Rob Carr/Getty Images

Rob Carr/Getty Images

Relative to his offensive expectations, Brian Boyle draws a lot of unnecessary heat from Rangers fans. There are a few reasons why fans seem to think he’s “useless” and “an oaf,” although many of them aren’t really thought out. Common arguments are that Boyle doesn’t score anymore –he’s not a scorer– and that Boyle isn’t a physical presence –he is. But, people see what they want: A 6’7 forward who once scored 20 goals who doesn’t drop the glove twice a game. These appear to be the main issues with Boyle.

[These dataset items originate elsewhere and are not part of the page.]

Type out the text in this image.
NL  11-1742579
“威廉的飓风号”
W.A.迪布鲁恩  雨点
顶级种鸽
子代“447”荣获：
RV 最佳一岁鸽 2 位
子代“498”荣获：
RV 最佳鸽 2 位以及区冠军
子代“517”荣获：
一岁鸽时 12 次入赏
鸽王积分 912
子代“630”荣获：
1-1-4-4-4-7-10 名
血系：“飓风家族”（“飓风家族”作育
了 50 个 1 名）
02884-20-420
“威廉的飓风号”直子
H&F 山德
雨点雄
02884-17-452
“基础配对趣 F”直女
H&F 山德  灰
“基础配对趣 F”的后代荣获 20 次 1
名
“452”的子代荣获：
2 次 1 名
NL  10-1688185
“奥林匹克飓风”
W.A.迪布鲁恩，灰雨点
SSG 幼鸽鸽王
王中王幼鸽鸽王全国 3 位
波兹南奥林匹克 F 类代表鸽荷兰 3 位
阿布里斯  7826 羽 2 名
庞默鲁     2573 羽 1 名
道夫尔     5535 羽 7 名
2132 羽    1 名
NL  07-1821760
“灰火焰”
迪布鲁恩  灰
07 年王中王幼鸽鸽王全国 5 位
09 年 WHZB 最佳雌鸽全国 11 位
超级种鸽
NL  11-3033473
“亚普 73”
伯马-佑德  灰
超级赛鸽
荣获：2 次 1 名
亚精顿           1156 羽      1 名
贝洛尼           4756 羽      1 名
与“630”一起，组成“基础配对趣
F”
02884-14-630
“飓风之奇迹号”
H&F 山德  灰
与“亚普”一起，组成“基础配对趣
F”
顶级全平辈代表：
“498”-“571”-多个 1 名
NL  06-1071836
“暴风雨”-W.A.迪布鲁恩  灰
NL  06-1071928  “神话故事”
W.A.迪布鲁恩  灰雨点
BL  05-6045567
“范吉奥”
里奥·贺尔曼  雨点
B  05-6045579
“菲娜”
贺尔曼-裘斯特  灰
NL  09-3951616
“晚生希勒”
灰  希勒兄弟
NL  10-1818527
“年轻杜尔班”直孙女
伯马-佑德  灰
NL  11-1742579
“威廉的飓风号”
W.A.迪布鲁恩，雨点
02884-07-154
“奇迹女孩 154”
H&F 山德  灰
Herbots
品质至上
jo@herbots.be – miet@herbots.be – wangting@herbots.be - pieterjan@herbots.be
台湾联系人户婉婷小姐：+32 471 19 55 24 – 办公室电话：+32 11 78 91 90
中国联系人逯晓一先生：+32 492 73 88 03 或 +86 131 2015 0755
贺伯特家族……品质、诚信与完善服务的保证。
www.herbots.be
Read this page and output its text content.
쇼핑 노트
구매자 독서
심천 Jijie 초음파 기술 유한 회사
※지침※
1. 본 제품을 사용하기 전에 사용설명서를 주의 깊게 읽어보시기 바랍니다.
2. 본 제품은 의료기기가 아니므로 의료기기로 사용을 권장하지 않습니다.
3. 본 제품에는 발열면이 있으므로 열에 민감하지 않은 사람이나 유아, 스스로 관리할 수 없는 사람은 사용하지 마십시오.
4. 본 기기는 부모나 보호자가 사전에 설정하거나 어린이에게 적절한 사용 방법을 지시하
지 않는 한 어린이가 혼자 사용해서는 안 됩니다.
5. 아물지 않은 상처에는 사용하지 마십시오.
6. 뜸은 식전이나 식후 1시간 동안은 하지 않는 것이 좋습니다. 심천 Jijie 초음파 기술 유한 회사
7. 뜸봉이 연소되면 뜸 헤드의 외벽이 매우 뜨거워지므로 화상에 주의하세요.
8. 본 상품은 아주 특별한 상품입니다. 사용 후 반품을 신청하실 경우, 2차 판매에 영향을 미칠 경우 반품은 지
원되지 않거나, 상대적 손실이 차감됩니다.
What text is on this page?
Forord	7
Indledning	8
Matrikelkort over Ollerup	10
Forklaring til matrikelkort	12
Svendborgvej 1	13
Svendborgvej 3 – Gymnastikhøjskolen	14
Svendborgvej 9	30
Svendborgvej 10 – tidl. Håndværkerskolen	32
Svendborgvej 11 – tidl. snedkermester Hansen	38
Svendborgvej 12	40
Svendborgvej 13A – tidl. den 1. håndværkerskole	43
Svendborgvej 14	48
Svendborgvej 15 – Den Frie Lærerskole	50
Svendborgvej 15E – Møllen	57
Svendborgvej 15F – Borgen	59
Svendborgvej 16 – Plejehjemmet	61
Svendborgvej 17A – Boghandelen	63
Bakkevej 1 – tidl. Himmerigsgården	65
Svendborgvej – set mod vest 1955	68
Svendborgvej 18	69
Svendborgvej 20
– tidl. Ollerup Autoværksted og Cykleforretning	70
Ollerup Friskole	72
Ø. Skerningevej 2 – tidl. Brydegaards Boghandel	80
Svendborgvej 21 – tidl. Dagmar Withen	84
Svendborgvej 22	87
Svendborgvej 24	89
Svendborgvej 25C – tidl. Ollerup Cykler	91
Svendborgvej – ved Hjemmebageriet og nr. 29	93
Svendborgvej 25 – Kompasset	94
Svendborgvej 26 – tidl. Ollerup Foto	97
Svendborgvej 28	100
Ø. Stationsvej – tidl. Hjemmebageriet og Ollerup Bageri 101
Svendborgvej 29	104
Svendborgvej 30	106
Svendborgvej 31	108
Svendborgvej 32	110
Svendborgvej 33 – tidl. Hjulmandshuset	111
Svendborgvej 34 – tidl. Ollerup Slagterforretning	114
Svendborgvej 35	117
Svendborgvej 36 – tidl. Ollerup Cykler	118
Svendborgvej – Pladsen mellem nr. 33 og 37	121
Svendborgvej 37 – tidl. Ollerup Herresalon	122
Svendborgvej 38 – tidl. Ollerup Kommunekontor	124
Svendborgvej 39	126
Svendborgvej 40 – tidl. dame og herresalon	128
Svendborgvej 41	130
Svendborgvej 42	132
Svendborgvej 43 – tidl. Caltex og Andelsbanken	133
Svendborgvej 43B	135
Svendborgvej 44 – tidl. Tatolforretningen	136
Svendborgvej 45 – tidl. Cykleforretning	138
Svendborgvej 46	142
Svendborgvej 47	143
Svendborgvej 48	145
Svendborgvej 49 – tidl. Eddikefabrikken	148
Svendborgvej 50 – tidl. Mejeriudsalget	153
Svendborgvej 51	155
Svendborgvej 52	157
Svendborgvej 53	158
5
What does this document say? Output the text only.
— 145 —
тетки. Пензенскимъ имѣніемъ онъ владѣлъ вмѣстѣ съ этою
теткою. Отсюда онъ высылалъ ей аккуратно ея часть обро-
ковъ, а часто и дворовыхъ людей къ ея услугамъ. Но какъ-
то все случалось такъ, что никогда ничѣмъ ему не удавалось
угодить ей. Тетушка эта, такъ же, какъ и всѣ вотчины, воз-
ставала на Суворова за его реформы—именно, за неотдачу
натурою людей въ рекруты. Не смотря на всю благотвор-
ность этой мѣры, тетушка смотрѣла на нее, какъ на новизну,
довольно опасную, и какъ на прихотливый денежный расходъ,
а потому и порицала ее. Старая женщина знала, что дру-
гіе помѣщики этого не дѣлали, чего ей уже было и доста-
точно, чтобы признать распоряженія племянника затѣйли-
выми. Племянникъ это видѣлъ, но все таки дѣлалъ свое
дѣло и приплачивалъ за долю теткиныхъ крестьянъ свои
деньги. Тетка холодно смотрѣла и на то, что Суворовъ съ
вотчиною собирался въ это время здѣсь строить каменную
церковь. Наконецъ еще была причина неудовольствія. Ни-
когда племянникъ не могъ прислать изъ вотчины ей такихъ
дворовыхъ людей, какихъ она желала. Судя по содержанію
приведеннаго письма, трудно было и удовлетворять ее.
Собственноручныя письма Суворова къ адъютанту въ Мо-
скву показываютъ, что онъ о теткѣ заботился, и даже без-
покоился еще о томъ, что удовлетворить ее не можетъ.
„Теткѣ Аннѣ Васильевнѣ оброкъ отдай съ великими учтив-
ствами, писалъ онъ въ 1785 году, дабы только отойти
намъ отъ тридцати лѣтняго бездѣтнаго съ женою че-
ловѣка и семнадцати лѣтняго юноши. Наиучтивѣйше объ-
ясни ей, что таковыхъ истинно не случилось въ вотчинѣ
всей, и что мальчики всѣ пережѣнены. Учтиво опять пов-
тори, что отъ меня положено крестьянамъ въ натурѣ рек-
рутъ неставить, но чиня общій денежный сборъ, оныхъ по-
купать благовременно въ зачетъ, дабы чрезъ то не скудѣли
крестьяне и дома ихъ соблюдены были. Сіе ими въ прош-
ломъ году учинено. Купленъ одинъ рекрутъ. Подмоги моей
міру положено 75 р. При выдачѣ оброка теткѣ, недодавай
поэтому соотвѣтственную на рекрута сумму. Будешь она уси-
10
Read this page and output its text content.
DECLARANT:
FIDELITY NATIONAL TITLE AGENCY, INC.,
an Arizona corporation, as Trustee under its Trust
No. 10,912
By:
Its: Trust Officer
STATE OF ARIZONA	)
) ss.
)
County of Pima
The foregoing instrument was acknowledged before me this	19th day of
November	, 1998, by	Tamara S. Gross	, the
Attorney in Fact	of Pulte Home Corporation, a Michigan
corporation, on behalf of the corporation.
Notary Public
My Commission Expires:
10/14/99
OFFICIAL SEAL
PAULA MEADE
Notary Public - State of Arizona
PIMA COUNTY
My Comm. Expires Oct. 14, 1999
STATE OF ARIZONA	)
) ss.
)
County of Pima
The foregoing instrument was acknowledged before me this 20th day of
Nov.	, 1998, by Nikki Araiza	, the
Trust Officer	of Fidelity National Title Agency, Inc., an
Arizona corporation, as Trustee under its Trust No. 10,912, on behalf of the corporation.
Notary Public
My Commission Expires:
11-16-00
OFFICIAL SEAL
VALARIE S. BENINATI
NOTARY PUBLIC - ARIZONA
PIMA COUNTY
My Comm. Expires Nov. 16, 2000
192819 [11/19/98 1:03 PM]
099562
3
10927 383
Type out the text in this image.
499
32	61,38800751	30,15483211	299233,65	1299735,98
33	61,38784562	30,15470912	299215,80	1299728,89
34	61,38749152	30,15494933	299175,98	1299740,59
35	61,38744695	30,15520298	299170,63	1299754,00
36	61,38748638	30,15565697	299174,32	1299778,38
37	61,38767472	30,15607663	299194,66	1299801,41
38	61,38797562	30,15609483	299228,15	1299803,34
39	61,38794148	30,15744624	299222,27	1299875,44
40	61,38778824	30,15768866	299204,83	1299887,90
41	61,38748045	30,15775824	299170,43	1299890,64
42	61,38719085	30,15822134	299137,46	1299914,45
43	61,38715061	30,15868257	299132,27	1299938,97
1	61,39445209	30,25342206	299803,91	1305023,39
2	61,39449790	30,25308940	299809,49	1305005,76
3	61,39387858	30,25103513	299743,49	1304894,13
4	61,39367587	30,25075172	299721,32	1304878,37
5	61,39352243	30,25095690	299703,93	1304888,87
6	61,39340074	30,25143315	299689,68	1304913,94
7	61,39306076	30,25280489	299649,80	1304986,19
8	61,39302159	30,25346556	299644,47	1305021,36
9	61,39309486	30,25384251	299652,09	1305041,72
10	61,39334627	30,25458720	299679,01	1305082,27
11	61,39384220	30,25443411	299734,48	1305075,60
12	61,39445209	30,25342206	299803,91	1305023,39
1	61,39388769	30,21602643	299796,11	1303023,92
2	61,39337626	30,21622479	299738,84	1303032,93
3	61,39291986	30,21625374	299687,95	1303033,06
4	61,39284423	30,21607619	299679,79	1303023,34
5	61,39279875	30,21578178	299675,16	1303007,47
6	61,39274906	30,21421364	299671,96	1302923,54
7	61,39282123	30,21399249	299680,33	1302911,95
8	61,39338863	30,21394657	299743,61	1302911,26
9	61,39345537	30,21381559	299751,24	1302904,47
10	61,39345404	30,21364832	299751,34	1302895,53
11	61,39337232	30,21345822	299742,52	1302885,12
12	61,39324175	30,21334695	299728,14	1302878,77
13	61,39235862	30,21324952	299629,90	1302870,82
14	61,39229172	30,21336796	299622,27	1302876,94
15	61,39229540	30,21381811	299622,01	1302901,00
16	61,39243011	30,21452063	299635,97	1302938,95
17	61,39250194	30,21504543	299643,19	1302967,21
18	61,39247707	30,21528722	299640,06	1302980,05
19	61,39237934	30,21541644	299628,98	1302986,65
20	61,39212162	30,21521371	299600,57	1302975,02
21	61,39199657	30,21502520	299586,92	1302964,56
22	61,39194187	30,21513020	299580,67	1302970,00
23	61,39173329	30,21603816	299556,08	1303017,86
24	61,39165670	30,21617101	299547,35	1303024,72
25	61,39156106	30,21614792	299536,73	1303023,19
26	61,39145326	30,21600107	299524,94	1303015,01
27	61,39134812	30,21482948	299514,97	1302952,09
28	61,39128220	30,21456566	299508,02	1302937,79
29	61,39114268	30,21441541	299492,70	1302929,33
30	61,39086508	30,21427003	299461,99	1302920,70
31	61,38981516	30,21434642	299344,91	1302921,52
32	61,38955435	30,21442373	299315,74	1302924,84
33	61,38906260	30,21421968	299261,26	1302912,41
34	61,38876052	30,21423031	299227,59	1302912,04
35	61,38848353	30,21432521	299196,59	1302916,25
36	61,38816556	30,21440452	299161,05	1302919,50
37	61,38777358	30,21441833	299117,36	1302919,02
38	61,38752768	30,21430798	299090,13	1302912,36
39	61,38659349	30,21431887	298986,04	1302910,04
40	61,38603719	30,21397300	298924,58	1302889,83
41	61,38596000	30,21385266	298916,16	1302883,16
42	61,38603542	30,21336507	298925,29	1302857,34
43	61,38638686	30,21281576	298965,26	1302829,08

But what people miss about Boyle is that he is probably one of the best fourth line centers in the game. He pretty much lives in the defensive zone, he gets huge minutes on the penalty kill, and, relatively speaking with his zone starts, is decent at driving puck possession (i.e.: not a tire fire because he spend less than 30% of his time in the offensive zone). But perhaps the biggest contribution is his willingness to sacrifice his body to block the shot, something we saw in Game Five.

For those that missed the game, Boyle had one of the best penalty killing shifts I’ve ever seen. He blocked shots, he got his stick in the passing lanes, and he fought along the boards to get pucks out of the zone. Boyle has also been one of the more noticeable forwards throughout the playoffs, constantly getting into the dirty areas, something a lot of fans gripe about with some of the other forwards.

But here’s some food for thought: Among the Ranger forwards, Boyle is first in hits and third in blocked shots. He’s managed to chip in offensively with a goal and two assists despite his zone starts. Boyle is one of those players who has developed a reputation of stepping it up a notch in the playoffs as well.

No, Boyle is not a 20-goal scorer, that season was an absolute fluke with a 9.6% shooting percentage. Boyle is not going to drop the gloves regularly either. That’s not his style. Nor will he sacrifice defensive positioning to deliver the big hit. That’s not what John Tortorella taught him to do when he came to New York, and Alain Vigneault isn’t going to change that.

Boyle is a great defensive fourth line center. He’s one of the best in the game. He’s the type of player you want on your team in the playoffs. We saw him (and Dominic Moore) get under Sidney Crosby’s skin in Game Six, and they did so with –relatively– clean play. Perhaps it’s time to look past what many think he should be, and appreciate the player he is.